While the CPMR shares these priorities, the budget announced to implement them through the EMFF is very worrying. The European Commission is proposing that the EMFF be given only EUR 5.4 billion against 6.4 million today. This represents a drastic drop of 15%.

The European Commission’s proposal concerning the content of the EMFF is expected by the end of May. Only then will it be possible to analyse the concrete consequences of this budgetary choice.

This will certainly have an impact on the available budget to directly support the fisheries and aquaculture sectors, which today accounts for almost 72% of the EMFF budget.

In its political position on the EMFF in March 2018, the CPMR had requested a strong budget for the EMFF. This is justified by the heavy challenges facing the fisheries and aquaculture sectors in the post-2020 period.

These challenges lie in the continued implementation of the changes introduced by the Common Fisheries Policy reform in 2013, including the landing obligation, the impact of climate change, knowledge of the environment and of the resource and adequate control, the need to innovate in the face of international competition, the attractiveness of carriers, and the modernisation and renewal of fleets.

Added to this are the future consequences of Brexit, which will have a long-term impact on the sectors.

The other priorities proposed for the EMFF, around the blue economy and international governance, will also suffer from the inadequacy of the proposed budget.
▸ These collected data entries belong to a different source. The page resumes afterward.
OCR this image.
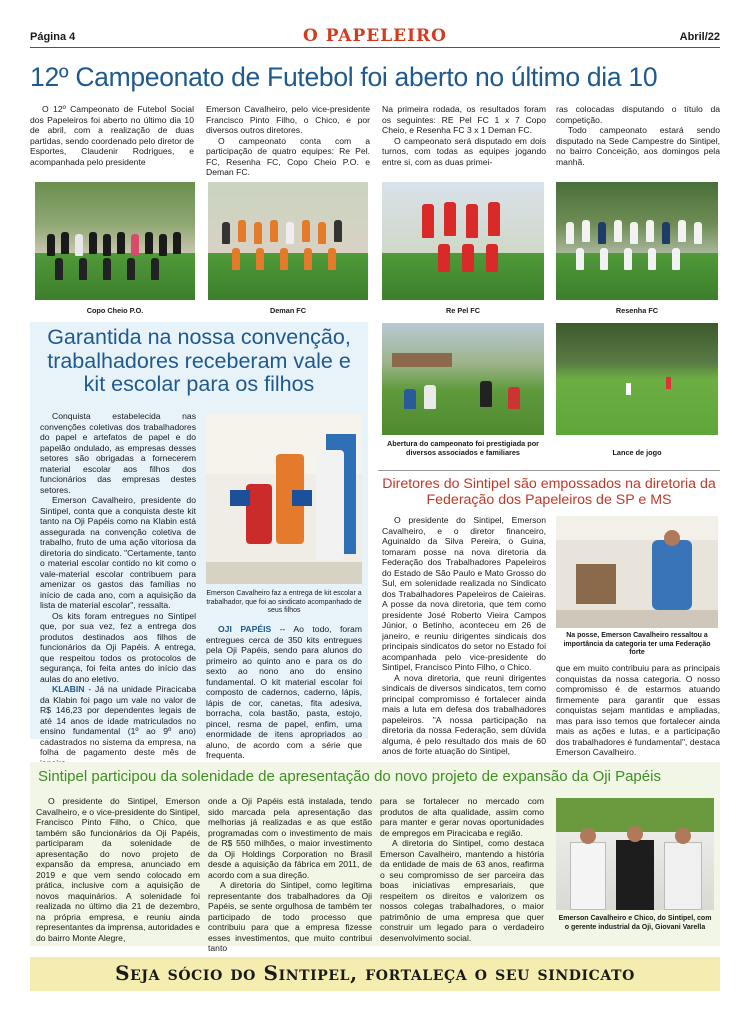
Página 4	O PAPELEIRO	Abril/22
12º Campeonato de Futebol foi aberto no último dia 10

O 12º Campeonato de Futebol Social dos Papeleiros foi aberto no último dia 10 de abril, com a realização de duas partidas, sendo coordenado pelo diretor de Esportes, Claudenir Rodrigues, e acompanhada pelo presidente

Emerson Cavalheiro, pelo vice-presidente Francisco Pinto Filho, o Chico, e por diversos outros diretores.

O campeonato conta com a participação de quatro equipes: Re Pel. FC, Resenha FC, Copo Cheio P.O. e Deman FC.

Na primeira rodada, os resultados foram os seguintes: RE Pel FC 1 x 7 Copo Cheio, e Resenha FC 3 x 1 Deman FC.

O campeonato será disputado em dois turnos, com todas as equipes jogando entre si, com as duas primei-

ras colocadas disputando o título da competição.

Todo campeonato estará sendo disputado na Sede Campestre do Sintipel, no bairro Conceição, aos domingos pela manhã.

Copo Cheio P.O.	Deman FC	Re Pel FC	Resenha FC
Abertura do campeonato foi prestigiada por diversos associados e familiares	Lance de jogo
Garantida na nossa convenção, trabalhadores receberam vale e kit escolar para os filhos

Conquista estabelecida nas convenções coletivas dos trabalhadores do papel e artefatos de papel e do papelão ondulado, as empresas desses setores são obrigadas a fornecerem material escolar aos filhos dos funcionários das empresas destes setores.

Emerson Cavalheiro, presidente do Sintipel, conta que a conquista deste kit tanto na Oji Papéis como na Klabin está assegurada na convenção coletiva de trabalho, fruto de uma ação vitoriosa da diretoria do sindicato. "Certamente, tanto o material escolar contido no kit como o vale-material escolar contribuem para amenizar os gastos das famílias no início de cada ano, com a aquisição da lista de material escolar", ressalta.

Os kits foram entregues no Sintipel que, por sua vez, fez a entrega dos produtos destinados aos filhos de funcionários da Oji Papéis. A entrega, que respeitou todos os protocolos de segurança, foi feita antes do início das aulas do ano eletivo.

KLABIN - Já na unidade Piracicaba da Klabin foi pago um vale no valor de R$ 146,23 por dependentes legais de até 14 anos de idade matriculados no ensino fundamental (1º ao 9º ano) cadastrados no sistema da empresa, na folha de pagamento deste mês de

Emerson Cavalheiro faz a entrega de kit escolar a trabalhador, que foi ao sindicato acompanhado de seus filhos

OJI PAPÉIS -- Ao todo, foram entregues cerca de 350 kits entregues pela Oji Papéis, sendo para alunos do primeiro ao quinto ano e para os do sexto ao nono ano do ensino fundamental. O kit material escolar foi composto de cadernos, caderno, lápis, lápis de cor, canetas, fita adesiva, borracha, cola bastão, pasta, estojo, pincel, resma de papel, enfim, uma enormidade de itens apropriados ao aluno, de acordo com a série que frequenta.

Diretores do Sintipel são empossados na diretoria da Federação dos Papeleiros de SP e MS

O presidente do Sintipel, Emerson Cavalheiro, e o diretor financeiro, Aguinaldo da Silva Pereira, o Guina, tomaram posse na nova diretoria da Federação dos Trabalhadores Papeleiros do Estado de São Paulo e Mato Grosso do Sul, em solenidade realizada no Sindicato dos Trabalhadores Papeleiros de Caieiras. A posse da nova diretoria, que tem como presidente José Roberto Vieira Campos Júnior, o Betinho, aconteceu em 26 de janeiro, e reuniu dirigentes sindicais dos principais sindicatos do setor no Estado foi acompanhada pelo vice-presidente do Sintipel, Francisco Pinto Filho, o Chico.

A nova diretoria, que reuni dirigentes sindicais de diversos sindicatos, tem como principal compromisso é fortalecer ainda mais a luta em defesa dos trabalhadores papeleiros. "A nossa participação na diretoria da nossa Federação, sem dúvida alguma, é pelo resultado dos mais de 60 anos de forte atuação do Sintipel,

Na posse, Emerson Cavalheiro ressaltou a importância da categoria ter uma Federação forte

que em muito contribuiu para as principais conquistas da nossa categoria. O nosso compromisso é de estarmos atuando firmemente para garantir que essas conquistas sejam mantidas e ampliadas, mas para isso temos que fortalecer ainda mais as ações e lutas, e a participação dos trabalhadores é fundamental", destaca Emerson Cavalheiro.

Sintipel participou da solenidade de apresentação do novo projeto de expansão da Oji Papéis

O presidente do Sintipel, Emerson Cavalheiro, e o vice-presidente do Sintipel, Francisco Pinto Filho, o Chico, que também são funcionários da Oji Papéis, participaram da solenidade de apresentação do novo projeto de expansão da empresa, anunciado em 2019 e que vem sendo colocado em prática, inclusive com a aquisição de novos maquinários. A solenidade foi realizada no último dia 21 de dezembro, na própria empresa, e reuniu ainda representantes da imprensa, autoridades e do bairro Monte Alegre,

onde a Oji Papéis está instalada, tendo sido marcada pela apresentação das melhorias já realizadas e as que estão programadas com o investimento de mais de R$ 550 milhões, o maior investimento da Oji Holdings Corporation no Brasil desde a aquisição da fábrica em 2011, de acordo com a sua direção.

A diretoria do Sintipel, como legítima representante dos trabalhadores da Oji Papéis, se sente orgulhosa de também ter participado de todo processo que contribuiu para que a empresa fizesse esses investimentos, que muito contribui tanto

para se fortalecer no mercado com produtos de alta qualidade, assim como para manter e gerar novas oportunidades de empregos em Piracicaba e região.

A diretoria do Sintipel, como destaca Emerson Cavalheiro, mantendo a história da entidade de mais de 63 anos, reafirma o seu compromisso de ser parceira das boas iniciativas empresariais, que respeitem os direitos e valorizem os nossos colegas trabalhadores, o maior patrimônio de uma empresa que quer construir um legado para o verdadeiro desenvolvimento social.

Emerson Cavalheiro e Chico, do Sintipel, com o gerente industrial da Oji, Giovani Varella
Seja sócio do Sintipel, fortaleça o seu sindicato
It is difficult to conceive that the Integrated Maritime Policy (IMP) can benefit from the means necessary to achieve its own objectives, and from the impetus it must play for the other policies of the European Union.
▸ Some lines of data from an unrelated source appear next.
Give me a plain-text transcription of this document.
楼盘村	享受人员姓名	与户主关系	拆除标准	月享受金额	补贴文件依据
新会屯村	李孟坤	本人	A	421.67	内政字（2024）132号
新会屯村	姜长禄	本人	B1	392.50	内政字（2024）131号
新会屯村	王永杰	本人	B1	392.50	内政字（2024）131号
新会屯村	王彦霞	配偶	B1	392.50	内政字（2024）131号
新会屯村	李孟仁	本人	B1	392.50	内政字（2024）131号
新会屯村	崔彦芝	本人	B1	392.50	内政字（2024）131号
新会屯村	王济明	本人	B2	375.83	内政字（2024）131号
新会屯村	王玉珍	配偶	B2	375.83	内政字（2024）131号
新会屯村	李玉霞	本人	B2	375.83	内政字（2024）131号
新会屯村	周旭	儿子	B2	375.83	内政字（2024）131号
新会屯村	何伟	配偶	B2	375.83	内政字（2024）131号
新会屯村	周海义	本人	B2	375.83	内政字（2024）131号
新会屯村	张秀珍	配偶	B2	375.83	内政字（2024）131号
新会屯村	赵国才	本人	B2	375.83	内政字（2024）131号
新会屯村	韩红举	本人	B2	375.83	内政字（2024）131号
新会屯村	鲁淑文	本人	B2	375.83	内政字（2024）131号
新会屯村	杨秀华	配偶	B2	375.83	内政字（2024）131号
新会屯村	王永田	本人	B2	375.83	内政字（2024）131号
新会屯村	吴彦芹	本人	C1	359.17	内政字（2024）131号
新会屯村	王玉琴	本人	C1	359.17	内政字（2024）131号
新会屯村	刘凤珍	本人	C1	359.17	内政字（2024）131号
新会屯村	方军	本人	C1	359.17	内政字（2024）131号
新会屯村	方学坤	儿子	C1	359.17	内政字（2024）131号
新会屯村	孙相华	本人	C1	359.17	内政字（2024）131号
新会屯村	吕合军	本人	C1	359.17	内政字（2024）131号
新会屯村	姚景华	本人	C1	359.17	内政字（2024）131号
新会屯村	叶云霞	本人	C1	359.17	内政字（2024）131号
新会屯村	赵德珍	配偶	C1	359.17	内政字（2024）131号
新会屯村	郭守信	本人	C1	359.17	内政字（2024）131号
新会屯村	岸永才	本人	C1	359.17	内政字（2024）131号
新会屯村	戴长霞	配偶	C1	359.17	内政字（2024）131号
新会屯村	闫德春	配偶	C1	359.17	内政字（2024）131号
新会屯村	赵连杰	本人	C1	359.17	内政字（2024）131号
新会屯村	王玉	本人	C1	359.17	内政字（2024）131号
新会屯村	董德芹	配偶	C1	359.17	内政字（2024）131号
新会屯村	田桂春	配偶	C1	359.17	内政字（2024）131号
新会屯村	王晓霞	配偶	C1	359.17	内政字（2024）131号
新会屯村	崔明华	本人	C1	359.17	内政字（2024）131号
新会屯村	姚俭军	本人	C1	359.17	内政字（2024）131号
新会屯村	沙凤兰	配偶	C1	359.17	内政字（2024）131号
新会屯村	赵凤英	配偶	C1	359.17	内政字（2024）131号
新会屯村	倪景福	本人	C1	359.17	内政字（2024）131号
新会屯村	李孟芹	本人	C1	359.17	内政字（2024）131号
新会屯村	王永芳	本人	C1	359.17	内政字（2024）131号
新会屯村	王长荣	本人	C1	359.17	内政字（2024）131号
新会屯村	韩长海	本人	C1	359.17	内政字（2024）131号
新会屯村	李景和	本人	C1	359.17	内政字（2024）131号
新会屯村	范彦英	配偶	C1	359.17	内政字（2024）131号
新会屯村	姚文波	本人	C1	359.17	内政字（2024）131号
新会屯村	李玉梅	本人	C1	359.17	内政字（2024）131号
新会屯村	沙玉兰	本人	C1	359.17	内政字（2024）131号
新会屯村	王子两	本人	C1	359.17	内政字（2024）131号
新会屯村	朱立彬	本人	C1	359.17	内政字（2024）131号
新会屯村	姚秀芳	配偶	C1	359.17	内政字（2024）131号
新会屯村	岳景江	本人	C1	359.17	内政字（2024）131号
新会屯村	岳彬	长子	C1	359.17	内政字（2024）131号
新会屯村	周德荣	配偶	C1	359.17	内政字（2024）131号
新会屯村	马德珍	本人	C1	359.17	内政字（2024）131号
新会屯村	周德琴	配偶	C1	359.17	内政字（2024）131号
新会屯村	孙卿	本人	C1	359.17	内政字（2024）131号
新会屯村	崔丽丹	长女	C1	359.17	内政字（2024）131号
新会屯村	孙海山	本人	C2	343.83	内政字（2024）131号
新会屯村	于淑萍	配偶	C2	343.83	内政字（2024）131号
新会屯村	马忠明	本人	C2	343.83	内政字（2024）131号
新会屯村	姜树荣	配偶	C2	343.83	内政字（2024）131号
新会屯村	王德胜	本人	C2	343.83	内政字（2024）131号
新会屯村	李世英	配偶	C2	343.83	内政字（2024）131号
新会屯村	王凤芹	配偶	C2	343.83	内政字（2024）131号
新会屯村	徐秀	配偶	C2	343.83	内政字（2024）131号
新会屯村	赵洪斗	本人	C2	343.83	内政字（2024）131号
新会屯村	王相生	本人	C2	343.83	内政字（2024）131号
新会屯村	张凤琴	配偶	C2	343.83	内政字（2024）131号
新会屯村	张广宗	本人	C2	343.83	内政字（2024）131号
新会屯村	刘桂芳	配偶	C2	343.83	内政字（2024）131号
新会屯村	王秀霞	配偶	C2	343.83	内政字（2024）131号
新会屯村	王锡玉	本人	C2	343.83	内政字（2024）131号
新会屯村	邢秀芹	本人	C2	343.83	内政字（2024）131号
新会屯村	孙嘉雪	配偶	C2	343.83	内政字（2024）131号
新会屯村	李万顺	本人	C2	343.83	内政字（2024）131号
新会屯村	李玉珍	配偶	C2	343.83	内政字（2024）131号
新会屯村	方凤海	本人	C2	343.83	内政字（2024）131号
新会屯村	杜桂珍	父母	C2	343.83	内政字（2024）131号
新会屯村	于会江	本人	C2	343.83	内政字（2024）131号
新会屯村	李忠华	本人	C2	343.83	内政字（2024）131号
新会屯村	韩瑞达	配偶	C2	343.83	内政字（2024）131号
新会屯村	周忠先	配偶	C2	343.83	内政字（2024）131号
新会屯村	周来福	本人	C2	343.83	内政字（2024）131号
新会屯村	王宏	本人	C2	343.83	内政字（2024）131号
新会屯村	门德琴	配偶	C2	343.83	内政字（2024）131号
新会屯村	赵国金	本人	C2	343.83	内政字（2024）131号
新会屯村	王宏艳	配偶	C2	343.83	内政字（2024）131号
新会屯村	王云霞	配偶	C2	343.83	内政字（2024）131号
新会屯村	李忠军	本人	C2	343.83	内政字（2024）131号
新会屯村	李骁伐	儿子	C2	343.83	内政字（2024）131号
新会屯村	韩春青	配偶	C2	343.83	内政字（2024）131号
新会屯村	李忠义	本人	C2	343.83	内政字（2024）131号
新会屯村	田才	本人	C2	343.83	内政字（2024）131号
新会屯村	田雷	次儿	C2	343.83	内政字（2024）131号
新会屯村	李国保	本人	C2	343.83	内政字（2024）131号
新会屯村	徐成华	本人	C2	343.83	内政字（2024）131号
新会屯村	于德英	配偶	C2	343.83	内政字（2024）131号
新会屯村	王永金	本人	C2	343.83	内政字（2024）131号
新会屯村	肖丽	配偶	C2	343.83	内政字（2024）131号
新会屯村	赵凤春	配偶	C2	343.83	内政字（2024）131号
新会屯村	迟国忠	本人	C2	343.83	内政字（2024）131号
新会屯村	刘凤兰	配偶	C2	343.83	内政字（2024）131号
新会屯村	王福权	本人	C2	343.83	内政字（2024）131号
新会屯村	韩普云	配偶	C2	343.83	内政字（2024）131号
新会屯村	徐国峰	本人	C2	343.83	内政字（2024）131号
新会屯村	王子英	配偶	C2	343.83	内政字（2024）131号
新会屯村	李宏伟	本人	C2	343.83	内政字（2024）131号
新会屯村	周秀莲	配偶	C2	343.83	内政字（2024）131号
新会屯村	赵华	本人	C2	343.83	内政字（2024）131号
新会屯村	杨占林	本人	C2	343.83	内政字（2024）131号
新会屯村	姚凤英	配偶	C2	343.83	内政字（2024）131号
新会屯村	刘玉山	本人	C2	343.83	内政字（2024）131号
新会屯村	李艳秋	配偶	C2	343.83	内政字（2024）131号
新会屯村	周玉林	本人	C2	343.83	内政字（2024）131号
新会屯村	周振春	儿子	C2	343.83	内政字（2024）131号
At a time when the potential of the maritime economy is exploding around the world, the proposals of the European Commission do not allow the EMFF to play a leading role in strengthening the European Union’s maritime strategy.

The CPMR will continue mobilised on these issues, to request an increase in the budget proposed by the EMFF, primarily around the issues of fisheries and aquaculture.

On 20 June 2018, the CPMR will be represented by Pierre Karleskind, Vice-President of the Brittany Region and President of the CPMR Fisheries and Aquaculture Group, during a first debate on the European Commission’s proposals, organised by the European Commission in Brussels.